Cervical HPV Dysplasia Carcinoma Flashcards
which stages make up the normal progression from healthy cervix to cervical cancer?
healthy cervix–>infected with HPV–>precancerous lesion—>cancerous lesion
what is the histological grading system for squamous cervical lesions?
HPV
CIN-1 (cervical intraepithelial lesion-1) *synonymous with previous stage
CIN-2 (dysplastic)
CIN-3 (dysplastic)
how does the histological grading correlate with the cytological grading?
low-grade squamous intraepithelial lesion (HPV and CIN-1)
high-grade squamous intraepithelial lesion (CIN-2 and CIN-3) *pre-cancers
Most prevalent subtypes of HPV associated with cervical cancer?
HPV-16 and HPV-18 (highly assoc with adenocarcinoma and squamous cell carcinoma of cervix) and HSIL (high squamous intraepithelial lesions).
NB: Giardisil protects against 6,11, 16, and 18
describe the histopathological progression/stages of cervical HPV from cervical condyloma to adenocarcinoma?
Cervical condyloma–>
Flat condyloma (pleimorphic epithelium)–>
CIN 1 (may see some dysplastic features)—>
CIN 2 (true pre-neoplastic lesion)—>
CIN 3 (dysplastic features extend through epithelium) –>
Squamous cell carcinoma –>
Adenocarcinoma in situ —>
Adenocarcinoma (malignant counterpart of ACIS)

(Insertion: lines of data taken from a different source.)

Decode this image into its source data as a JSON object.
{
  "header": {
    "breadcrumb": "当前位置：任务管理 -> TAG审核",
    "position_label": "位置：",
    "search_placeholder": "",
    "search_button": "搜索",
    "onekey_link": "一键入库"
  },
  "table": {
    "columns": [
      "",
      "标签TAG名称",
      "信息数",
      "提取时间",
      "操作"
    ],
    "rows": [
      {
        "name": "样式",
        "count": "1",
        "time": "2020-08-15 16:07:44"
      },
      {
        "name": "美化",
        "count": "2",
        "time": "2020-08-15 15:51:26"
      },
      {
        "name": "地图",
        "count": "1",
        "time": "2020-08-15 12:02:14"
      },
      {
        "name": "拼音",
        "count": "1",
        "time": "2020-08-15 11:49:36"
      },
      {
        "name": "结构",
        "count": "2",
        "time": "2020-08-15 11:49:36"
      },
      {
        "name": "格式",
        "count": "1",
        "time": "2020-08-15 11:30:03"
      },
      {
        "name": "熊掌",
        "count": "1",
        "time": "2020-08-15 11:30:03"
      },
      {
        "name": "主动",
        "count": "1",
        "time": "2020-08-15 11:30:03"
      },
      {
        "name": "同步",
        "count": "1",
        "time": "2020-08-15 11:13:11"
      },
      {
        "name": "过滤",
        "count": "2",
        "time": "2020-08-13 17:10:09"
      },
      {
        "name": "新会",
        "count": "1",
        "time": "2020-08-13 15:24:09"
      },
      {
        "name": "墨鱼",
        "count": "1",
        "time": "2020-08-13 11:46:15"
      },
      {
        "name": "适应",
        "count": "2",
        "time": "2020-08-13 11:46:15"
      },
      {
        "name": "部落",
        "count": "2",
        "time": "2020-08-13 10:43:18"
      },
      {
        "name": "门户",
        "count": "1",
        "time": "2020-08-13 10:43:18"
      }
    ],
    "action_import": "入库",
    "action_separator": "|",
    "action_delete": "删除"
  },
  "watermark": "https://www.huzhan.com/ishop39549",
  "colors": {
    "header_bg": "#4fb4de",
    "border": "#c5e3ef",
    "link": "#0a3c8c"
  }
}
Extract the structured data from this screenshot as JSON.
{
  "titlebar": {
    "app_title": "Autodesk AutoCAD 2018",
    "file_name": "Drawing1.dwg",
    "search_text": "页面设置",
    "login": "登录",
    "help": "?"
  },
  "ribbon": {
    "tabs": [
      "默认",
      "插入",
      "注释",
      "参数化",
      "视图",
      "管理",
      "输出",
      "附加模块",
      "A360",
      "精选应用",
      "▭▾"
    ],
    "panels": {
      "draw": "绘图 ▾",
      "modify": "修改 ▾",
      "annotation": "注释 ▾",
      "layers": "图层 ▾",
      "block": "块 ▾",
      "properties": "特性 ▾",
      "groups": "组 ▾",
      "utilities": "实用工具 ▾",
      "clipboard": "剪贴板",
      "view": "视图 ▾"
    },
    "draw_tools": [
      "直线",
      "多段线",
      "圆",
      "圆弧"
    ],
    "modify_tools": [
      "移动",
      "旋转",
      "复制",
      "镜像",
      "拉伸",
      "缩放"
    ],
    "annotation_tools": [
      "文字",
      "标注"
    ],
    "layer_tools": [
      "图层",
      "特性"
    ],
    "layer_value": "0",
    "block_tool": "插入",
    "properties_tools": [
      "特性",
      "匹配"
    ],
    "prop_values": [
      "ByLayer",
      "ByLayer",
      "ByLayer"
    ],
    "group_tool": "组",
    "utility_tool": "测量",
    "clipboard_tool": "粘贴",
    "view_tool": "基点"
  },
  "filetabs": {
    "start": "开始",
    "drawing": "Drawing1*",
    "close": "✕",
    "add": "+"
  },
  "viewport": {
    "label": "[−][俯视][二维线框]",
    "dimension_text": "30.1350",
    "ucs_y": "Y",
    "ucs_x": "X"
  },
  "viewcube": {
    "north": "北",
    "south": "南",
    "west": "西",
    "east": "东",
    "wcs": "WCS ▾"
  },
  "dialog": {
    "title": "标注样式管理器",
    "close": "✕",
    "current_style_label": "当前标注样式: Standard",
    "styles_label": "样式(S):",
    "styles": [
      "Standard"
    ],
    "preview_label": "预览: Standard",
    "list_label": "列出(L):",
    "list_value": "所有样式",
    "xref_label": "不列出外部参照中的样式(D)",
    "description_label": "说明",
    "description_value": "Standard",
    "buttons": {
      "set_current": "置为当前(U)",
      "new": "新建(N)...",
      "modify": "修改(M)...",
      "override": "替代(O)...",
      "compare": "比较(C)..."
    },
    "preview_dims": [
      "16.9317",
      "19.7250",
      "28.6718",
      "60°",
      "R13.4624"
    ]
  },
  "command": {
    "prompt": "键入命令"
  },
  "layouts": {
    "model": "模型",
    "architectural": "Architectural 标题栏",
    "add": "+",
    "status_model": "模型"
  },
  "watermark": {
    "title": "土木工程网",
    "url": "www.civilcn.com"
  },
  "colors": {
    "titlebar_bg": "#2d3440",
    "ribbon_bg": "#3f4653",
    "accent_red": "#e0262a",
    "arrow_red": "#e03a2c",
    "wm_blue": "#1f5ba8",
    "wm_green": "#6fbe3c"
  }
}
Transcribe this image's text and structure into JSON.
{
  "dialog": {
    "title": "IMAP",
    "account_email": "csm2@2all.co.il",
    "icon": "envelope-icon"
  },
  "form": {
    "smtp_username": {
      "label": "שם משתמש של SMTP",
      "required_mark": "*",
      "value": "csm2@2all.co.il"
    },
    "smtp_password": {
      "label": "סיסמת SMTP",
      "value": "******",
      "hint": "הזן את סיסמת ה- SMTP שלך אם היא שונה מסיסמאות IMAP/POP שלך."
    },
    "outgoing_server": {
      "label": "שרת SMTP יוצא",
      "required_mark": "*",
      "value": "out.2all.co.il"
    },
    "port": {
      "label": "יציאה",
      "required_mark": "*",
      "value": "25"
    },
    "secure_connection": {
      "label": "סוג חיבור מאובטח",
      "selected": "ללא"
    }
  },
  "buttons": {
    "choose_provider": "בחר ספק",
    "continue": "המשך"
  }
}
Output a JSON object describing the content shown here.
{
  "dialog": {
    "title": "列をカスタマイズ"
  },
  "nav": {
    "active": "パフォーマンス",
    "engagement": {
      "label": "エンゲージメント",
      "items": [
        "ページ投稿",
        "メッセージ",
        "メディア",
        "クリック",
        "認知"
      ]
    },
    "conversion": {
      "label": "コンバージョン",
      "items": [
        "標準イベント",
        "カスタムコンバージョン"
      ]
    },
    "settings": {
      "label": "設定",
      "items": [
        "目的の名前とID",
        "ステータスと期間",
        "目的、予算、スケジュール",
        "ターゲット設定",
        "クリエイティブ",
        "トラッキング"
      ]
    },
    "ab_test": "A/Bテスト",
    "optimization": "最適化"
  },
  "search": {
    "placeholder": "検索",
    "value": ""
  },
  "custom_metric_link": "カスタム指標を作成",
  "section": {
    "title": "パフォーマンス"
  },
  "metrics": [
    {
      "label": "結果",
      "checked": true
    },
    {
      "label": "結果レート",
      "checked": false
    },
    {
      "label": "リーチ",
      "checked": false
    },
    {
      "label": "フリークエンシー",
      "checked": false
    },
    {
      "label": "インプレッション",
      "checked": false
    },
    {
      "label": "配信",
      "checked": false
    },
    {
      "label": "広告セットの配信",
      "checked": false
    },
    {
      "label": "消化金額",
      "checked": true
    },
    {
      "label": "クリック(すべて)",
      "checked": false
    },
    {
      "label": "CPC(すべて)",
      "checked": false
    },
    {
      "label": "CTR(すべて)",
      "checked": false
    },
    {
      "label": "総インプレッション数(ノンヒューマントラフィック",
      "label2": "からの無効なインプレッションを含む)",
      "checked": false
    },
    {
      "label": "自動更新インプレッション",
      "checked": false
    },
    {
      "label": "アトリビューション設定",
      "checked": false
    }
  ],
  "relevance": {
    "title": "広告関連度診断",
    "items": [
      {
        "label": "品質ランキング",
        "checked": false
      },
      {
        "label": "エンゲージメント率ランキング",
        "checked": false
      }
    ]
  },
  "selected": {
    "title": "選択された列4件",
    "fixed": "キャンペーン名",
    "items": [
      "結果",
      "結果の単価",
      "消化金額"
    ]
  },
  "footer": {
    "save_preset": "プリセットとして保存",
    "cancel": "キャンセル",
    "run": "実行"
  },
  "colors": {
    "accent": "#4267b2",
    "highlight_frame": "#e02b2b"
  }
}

T/F majority of HPV infections are subclinical and transient
TRUE. only 10-20% go on to develop chronic infections and dysplasia
what is the function of E6 and E7 in HPV genome?
L1 and L2?
E for Early genes—> translated to cell regulatory proteins.
E6 protein products interact with p53 and
E7 with retinoblastoma.
NB: E6 and E7 are upregulated in epithelium of cells where the viral genome and been integrated into the host genome.
L1/L2 interract with capsid proteins.